Meal Plan and Stick to It
Eating out is possibly the biggest temptation college students face every day. Planning your meals for the week is the best way to make sure you’re not overspending on fast food and junk. You can do this by charting in your planner or the notes on your phone every meal you’ll need for each day of the week. A useful tip is to try to see how many meals you can make with the same ingredients. This can be fun and make each meal unique and delicious! Create a shopping list and make sure you stick to your budget while you’re at the grocery store. Aldi and Lidl are great resources for college students to grocery shop on a budget. Sticking to a budget shouldn’t consume your life. Remember to treat yourself to a yummy meal out once a week.
Start Saving Now
I know this may be the last thing on your mind, but your future self will thank you. Weitzel goes as far as to advise college students to start saving for retirement now, “I know that seems a little absurd, retirement is so far off in the future.

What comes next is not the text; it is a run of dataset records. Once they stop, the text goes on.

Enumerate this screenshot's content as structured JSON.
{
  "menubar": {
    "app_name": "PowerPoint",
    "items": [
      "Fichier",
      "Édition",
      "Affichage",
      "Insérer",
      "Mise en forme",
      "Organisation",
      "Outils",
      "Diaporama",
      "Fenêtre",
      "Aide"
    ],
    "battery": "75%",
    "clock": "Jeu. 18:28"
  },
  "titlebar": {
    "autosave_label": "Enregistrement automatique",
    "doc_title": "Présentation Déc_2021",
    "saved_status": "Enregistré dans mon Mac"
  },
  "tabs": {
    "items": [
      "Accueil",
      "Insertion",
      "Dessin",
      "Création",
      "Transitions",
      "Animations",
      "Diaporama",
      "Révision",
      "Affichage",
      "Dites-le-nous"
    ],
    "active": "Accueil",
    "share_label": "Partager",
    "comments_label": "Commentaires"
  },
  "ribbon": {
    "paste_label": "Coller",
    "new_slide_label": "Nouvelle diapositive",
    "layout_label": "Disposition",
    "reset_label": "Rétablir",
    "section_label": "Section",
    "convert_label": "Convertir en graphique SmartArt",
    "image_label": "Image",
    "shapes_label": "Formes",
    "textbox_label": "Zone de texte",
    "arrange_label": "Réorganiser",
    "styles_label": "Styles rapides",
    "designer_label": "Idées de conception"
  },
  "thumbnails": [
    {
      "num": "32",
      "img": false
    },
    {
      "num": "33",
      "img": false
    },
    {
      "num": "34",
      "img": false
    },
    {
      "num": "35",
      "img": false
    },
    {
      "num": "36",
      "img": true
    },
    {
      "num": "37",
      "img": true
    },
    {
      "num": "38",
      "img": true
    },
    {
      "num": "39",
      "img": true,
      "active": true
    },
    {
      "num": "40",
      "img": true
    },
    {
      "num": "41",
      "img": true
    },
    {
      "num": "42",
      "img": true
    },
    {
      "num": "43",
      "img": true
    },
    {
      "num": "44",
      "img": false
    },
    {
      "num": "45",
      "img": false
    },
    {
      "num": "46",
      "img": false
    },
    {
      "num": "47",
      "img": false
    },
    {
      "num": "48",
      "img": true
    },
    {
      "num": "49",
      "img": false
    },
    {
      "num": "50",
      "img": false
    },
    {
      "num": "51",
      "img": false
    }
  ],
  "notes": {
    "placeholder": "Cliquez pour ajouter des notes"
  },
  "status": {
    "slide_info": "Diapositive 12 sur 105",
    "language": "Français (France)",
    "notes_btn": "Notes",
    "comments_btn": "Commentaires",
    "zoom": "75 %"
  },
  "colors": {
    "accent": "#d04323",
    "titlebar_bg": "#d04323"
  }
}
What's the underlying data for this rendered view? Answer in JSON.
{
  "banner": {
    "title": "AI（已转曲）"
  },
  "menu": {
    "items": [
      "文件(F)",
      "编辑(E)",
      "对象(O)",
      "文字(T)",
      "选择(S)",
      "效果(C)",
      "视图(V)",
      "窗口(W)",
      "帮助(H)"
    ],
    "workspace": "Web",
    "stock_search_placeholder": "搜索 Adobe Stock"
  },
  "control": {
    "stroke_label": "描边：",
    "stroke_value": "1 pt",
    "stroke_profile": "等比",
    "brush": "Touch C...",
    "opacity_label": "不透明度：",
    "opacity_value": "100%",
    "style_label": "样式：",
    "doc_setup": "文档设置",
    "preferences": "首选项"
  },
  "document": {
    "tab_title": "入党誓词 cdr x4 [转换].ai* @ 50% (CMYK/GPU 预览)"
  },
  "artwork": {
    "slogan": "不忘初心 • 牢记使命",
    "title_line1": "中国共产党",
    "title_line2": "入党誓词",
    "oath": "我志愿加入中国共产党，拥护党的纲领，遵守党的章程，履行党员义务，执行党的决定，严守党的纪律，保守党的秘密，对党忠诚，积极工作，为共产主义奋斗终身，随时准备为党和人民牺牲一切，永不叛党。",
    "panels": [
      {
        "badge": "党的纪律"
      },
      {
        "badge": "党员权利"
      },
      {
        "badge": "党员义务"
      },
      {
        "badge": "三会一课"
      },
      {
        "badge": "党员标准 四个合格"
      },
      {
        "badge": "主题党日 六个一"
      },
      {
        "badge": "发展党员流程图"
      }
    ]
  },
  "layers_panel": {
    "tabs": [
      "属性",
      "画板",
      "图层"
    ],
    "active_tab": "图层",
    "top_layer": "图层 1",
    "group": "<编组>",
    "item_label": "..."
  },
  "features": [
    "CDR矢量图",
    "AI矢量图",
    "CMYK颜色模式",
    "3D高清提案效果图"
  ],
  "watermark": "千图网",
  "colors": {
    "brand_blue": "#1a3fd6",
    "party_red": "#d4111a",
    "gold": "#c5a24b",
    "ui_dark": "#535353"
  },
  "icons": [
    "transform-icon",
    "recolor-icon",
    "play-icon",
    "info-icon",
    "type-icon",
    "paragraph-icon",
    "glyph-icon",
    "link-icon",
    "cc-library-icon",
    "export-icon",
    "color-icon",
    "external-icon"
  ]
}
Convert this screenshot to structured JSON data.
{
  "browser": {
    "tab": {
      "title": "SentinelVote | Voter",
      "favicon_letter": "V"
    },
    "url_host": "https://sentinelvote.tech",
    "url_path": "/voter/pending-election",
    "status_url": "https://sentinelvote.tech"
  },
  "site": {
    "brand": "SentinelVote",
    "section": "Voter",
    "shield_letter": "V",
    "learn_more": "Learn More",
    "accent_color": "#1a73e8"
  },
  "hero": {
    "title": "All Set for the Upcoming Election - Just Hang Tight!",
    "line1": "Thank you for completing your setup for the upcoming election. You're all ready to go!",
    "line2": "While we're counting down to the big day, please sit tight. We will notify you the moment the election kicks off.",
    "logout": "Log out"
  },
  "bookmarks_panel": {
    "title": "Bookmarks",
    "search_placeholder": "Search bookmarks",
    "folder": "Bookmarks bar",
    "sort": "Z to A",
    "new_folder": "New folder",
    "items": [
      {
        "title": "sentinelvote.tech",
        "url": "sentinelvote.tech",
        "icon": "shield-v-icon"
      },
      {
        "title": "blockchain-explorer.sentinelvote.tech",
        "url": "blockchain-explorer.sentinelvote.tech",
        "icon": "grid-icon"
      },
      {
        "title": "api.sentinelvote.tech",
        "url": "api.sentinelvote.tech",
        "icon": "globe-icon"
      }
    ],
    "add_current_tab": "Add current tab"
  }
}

But the sooner you start, the easier it is. In our [personal finance] class we show students how, for as little as $1/day, they can retire a millionaire.” How great does that sound? Radio show host, author and businessman Dave Ramsay says the amount you put into savings isn’t what it’s about. In his article “The Percentage Isn’t Magic” he says “put every dollar you can squeeze out of your budget into savings until you have $1,000.” Then once you’ve become debt-free you can focus on saving 15% of your paycheck every week.
Shop Smarter Not Harder
You’d be surprised how much you spend just by reaching for name brands and shopping at expensive stores. As I mentioned above Aldi and Lidl are great places to grocery shop. They carry fewer known brands with an equal amount of quality. Just by switching to off-brand products, your grocery bill can be split in half, allowing your dollar to stretch further. Another temptation many students face is shopping for clothes. Fashion is extremely popular and important to many young adults, it’s a way to express who you are without saying a word. But the price of many brands and trends can cost you a pretty penny. Rather than going straight to the brand stores you know and love, try thrifting and searching for good deals on the same items. Or check out the many ECU buy, sell, trade Facebook pages such as Pirate Gals or Pirate Pals. You’ll feel greater satisfaction with those $60 barely used Air Force Ones than the $100 brand new ones on the Nike website.
The best thing you can do to grow your knowledge in any subject is to educate yourself. Weitzel suggests taking ECU’s personal finance class (FINE 1904) and says, “personal finance is personal, and no one is in a better position to decide what is best for you than you. Dare to become more financially literate. With just a few basic concepts and financial tools, anyone can start making better and more informed financial decisions.”
With just a little education and a lot of dedication, you can make a difference in your finances. Take a class, read an article or book, or reach out to a professor or adult that may have some advice for you! Remember you are equally your biggest barrier and your biggest advantage.
Your financial success starts today.